Não houve substituição da pena privativa de liberdade por restritiva

de direitos em razão do quantum final, nos termos do Art. 44, inciso I, do CP, sendo

fixado regime inicial fechado de cumprimento da pena, com fundamento na

gravidade em concreto da conduta.

A sentença merece reparos conforme será explicado adiante.

AUSÊNCIA DE COMPROVAÇÃO DA CULPA. IMPOSSIBILIDADE DE

CONDENAÇÃO COM BASE EM PRESUNÇÃO.


O Juiz sentenciante afirmou ser necessária a condenação do apelante em

razão de sua imperícia. Entretanto, vale ressaltar que o exame pericial não foi

conclusivo o suficiente para afirmar a imperícia de Carlos, limitando-se apenas a

dizer que “possivelmente haveria imperícia”.

O apelante estava guiando o veículo automotor corretamente, de

maneira prudente e compatível com o dever de cuidado exigível. O buraco com que

se deparou o fez perder o controle do carro, e não houve culpa do apelante, que nada

pôde fazer. Não houve imperícia que possa estabelecer o vínculo penal entre a sua

conduta e o resultado, que se tratou de uma fatalidade. Não há elementos que

permitam aferir que a conduta do Acusado tenha sido a causa determinante da morte

da vítima.

Acerca da produção do resultado e do nexo causal nos delitos culposos,

Cezar Roberto Bitencourt esclarece ser “indispensável que o resultado seja

consequência da inobservância do cuidado devido ou, em outros termos, que este seja

a causa daquele”, pondera que “a inevitabilidade do resultado exclui a própria

tipicidade. Em outros termos, é indispensável que a inobservância do cuidado devido

seja a causa do resultado tipificado como crime culposo. Por isso, não haverá crime

culposo quando o agente, não observando o dever de cuidado devido, envolver-se em

um evento lesivo, que se verificaria mesmo que a diligência devida tivesse sido

adotada” (Cezar Roberto Bitencourt, em Tratado de Direito Penal, vol. 1, 9ª ed., São

Paulo: Saraiva, 2004, p. 276).


Ao analisar às provas dos autos, tem-se que não restou evidente, com a

certeza necessária que a condenação exige, que o Apelante deu causa ao resultado, por

imprudência, negligência ou imperícia, violando o dever objetivo de cuidado. Sobre o

conceito de crime culposo é de ser citada a lição doutrinária do Professor René Ariel

Dotti, verbis:

"Existe o crime culposo quando o agente, violando o dever

de cuidado objetivo a que estava obrigado em face das circunstâncias,

não prevê o resultado previsível ou, prevendo-o, supõe levianamente

que o mesmo não ocorreria ou que poderia evitá-lo." (Curso de Direito

Penal, Parte Geral, Editora Forense, 2001, pág. 314).

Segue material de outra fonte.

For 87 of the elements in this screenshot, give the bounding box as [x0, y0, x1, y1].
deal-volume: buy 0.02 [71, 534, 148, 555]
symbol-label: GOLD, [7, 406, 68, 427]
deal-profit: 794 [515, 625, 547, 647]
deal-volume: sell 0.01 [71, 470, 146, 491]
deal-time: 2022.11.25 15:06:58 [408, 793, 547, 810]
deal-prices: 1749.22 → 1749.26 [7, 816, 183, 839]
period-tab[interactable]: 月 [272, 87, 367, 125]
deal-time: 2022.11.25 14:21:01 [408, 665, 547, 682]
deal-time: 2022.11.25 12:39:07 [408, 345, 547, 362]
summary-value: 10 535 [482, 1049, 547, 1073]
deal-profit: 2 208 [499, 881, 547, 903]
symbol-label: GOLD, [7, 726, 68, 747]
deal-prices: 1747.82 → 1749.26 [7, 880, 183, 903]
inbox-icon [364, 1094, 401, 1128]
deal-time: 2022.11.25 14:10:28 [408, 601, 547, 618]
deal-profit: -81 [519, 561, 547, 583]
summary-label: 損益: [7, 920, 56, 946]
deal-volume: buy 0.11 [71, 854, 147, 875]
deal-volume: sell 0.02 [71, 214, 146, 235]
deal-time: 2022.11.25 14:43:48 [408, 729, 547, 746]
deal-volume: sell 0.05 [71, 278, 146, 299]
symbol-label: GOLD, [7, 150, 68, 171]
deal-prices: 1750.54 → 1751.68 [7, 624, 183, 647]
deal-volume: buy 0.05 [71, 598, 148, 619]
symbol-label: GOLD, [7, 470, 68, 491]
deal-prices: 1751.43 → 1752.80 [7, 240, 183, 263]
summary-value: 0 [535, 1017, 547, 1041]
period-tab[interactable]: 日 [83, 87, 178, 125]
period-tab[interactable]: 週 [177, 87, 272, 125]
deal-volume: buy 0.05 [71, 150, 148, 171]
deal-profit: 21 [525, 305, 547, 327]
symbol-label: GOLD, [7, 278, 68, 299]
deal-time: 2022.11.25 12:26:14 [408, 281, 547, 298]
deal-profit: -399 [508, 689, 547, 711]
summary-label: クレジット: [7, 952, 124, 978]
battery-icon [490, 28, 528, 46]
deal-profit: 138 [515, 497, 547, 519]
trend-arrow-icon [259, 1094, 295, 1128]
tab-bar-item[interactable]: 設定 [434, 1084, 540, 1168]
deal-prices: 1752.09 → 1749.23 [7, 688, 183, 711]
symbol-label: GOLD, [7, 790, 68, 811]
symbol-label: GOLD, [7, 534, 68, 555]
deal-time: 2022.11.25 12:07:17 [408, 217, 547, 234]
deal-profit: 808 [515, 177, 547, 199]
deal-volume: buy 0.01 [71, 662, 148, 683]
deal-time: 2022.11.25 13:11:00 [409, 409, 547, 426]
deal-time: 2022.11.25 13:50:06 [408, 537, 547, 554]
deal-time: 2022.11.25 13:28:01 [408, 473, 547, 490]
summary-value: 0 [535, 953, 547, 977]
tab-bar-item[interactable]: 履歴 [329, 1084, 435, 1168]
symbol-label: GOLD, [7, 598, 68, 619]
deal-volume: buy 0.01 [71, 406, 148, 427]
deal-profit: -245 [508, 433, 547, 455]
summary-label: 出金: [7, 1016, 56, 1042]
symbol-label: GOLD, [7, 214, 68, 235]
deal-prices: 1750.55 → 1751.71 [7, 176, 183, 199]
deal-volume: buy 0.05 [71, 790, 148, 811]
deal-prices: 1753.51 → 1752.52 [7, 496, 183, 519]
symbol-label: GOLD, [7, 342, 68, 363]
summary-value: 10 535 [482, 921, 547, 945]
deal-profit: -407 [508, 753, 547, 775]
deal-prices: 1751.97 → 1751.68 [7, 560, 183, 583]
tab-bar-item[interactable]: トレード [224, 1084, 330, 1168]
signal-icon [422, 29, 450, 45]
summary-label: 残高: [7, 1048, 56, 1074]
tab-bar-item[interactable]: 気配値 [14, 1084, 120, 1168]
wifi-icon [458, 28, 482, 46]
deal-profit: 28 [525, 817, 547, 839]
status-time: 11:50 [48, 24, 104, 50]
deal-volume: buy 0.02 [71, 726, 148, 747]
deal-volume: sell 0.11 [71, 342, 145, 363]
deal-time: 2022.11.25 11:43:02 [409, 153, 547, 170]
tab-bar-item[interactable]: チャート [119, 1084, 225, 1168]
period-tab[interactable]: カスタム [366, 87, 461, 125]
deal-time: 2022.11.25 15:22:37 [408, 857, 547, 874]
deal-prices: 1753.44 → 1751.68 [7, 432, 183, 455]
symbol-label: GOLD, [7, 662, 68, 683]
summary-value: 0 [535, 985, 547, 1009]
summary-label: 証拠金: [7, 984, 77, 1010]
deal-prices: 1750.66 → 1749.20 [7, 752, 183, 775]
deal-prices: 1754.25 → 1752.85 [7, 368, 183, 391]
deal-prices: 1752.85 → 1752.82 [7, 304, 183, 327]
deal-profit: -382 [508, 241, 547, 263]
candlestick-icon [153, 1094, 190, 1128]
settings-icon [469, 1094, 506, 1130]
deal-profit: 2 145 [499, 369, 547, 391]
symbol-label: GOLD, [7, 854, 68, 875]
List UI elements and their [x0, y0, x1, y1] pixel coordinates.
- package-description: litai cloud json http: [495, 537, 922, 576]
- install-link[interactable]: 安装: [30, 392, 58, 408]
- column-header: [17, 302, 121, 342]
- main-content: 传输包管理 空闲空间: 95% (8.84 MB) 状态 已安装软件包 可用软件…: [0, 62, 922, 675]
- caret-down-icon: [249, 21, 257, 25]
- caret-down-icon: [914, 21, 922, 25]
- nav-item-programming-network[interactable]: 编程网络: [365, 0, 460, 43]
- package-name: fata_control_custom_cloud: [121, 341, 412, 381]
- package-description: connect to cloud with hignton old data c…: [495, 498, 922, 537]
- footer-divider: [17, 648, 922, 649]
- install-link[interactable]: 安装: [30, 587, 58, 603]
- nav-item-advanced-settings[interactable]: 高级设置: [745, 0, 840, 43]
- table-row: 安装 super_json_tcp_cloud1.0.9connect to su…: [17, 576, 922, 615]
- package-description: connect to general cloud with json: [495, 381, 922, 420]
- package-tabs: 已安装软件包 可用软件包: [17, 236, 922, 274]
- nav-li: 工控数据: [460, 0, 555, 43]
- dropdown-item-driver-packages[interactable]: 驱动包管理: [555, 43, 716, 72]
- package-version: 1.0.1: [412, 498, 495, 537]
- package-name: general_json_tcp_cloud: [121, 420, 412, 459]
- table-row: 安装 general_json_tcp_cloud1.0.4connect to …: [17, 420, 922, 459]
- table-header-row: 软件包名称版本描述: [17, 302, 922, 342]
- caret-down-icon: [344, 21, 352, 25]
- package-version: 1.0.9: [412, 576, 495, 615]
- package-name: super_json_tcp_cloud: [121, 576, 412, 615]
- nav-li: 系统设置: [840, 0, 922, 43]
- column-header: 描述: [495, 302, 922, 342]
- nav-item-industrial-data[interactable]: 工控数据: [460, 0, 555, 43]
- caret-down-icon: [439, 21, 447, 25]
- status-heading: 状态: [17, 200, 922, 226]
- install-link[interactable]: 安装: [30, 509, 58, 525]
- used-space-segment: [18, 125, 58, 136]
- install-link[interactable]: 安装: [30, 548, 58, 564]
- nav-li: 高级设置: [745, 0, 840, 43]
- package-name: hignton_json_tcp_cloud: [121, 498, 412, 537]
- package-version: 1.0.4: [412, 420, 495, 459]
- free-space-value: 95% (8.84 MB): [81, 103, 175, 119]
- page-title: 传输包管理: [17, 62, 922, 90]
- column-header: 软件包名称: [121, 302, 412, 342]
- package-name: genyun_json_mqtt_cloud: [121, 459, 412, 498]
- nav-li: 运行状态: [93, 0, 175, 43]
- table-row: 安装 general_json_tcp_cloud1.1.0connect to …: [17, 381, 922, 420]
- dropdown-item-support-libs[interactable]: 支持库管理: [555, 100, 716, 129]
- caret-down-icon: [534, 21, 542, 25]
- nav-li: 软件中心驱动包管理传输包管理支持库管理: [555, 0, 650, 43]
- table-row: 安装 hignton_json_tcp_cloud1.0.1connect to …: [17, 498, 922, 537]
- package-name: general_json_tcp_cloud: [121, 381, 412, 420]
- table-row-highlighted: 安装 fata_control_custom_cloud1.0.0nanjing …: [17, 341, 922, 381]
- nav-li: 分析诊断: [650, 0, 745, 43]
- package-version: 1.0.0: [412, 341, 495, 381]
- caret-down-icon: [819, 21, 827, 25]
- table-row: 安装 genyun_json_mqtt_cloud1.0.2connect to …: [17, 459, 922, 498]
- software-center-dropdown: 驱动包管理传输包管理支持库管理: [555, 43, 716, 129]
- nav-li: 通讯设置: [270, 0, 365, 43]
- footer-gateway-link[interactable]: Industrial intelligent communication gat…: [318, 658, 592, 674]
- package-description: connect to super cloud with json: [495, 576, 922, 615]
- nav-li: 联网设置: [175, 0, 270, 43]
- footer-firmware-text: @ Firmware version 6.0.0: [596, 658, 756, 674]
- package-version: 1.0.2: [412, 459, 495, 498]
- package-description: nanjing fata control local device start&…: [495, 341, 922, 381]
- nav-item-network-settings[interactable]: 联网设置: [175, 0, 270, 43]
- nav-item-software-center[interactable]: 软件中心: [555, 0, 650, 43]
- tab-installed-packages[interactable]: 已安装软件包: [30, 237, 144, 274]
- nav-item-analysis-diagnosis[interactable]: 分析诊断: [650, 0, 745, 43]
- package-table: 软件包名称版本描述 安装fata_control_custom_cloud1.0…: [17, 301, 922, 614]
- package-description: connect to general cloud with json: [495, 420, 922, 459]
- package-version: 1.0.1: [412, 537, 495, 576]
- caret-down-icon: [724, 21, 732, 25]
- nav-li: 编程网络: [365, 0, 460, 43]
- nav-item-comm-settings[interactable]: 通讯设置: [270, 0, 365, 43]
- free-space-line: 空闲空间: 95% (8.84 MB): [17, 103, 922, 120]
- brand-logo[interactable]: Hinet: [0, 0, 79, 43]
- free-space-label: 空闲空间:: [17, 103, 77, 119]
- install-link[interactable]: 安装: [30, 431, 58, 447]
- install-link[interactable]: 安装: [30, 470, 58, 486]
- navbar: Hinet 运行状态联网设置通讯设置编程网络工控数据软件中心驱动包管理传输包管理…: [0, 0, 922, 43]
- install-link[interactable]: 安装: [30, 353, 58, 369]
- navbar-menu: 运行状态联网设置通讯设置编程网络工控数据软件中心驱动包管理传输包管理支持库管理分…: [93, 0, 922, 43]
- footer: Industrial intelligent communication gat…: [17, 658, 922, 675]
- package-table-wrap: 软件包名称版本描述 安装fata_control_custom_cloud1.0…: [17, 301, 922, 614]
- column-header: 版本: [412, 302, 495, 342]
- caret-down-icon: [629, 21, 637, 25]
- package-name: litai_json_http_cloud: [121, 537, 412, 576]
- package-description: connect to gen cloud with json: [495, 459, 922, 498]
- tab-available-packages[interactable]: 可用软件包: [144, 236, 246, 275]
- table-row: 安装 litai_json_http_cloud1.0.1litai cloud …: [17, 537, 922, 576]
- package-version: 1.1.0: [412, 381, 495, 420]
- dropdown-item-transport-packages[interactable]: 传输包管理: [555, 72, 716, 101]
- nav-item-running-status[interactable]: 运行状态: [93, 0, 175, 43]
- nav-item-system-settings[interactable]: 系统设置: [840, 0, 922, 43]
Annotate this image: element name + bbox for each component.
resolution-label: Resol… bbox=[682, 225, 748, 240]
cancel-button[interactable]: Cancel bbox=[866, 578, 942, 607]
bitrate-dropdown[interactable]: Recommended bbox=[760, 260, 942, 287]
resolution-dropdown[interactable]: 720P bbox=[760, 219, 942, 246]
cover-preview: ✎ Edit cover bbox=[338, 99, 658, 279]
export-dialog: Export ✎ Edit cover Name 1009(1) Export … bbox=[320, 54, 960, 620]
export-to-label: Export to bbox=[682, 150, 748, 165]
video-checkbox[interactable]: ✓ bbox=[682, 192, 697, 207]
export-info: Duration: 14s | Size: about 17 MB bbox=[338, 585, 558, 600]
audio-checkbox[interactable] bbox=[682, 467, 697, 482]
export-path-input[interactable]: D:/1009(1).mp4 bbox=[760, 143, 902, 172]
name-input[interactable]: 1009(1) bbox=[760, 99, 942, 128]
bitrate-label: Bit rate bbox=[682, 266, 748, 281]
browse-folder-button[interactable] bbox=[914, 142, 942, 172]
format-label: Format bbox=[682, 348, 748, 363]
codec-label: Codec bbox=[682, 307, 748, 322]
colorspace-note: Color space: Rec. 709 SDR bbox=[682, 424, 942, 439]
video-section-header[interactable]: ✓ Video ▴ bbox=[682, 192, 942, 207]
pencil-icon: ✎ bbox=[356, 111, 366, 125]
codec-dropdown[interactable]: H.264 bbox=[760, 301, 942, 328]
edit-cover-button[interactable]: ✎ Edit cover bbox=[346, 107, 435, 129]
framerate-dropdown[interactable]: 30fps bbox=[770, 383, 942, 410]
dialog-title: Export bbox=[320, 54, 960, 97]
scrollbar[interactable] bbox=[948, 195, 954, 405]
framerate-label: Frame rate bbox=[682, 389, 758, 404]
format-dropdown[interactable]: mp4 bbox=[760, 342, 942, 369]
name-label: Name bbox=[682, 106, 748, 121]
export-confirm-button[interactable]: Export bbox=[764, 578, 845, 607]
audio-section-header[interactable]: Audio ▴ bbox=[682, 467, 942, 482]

Conforme se sabe, para a prolação de um decreto penal condenatório é

indispensável prova robusta que dê certeza da existência do delito e seu autor. A

íntima convicção do Julgador deve sempre se apoiar em dados indiscutíveis. Caso

contrário, transforma o princípio do livre convencimento em arbítrio. É princípio

fundamental do Processo Penal, de que o acusado somente deve ser condenado,

quando o juízo, na forma legal, tenha estabelecido os fatos que fundamentaram a

culpabilidade, com completa certeza. No presente caso, não é possível auferir com

precisão a conduta determinante para a causa do acidente, pois tem questões que não

foram suficientemente esclarecidas.

Assim, há que se aplicar o princípio do in dubio pro reo em favor do

Acusado. Não se pretende fortalecer a sensação de que os crimes de trânsito, cada


vez mais reiterados e violentos, não guardam penalidade proporcional às sérias

consequências geradas. Todavia, cabe ao julgador uma leitura técnica e equidistante

das peças que se formaram durante a fase instrutória. E assumindo esta postura

imparcial, é impossível condenar o Réu, pois não há prova suficiente de que a

suposta violação do dever de cuidado realizada por esse foi a única causa a gerar o

resultado.

Pugna-se, por fim, pela reforma da sentença para que o apelante seja

absolvido tanto pelo delito de lesão corporal quanto pelo de homicídio culposo, haja

vista o princípio do in dubio pro reo (art. 155 do CPP).

Pede deferimento.

Rio de Janeiro, 21 de outubro de 2021.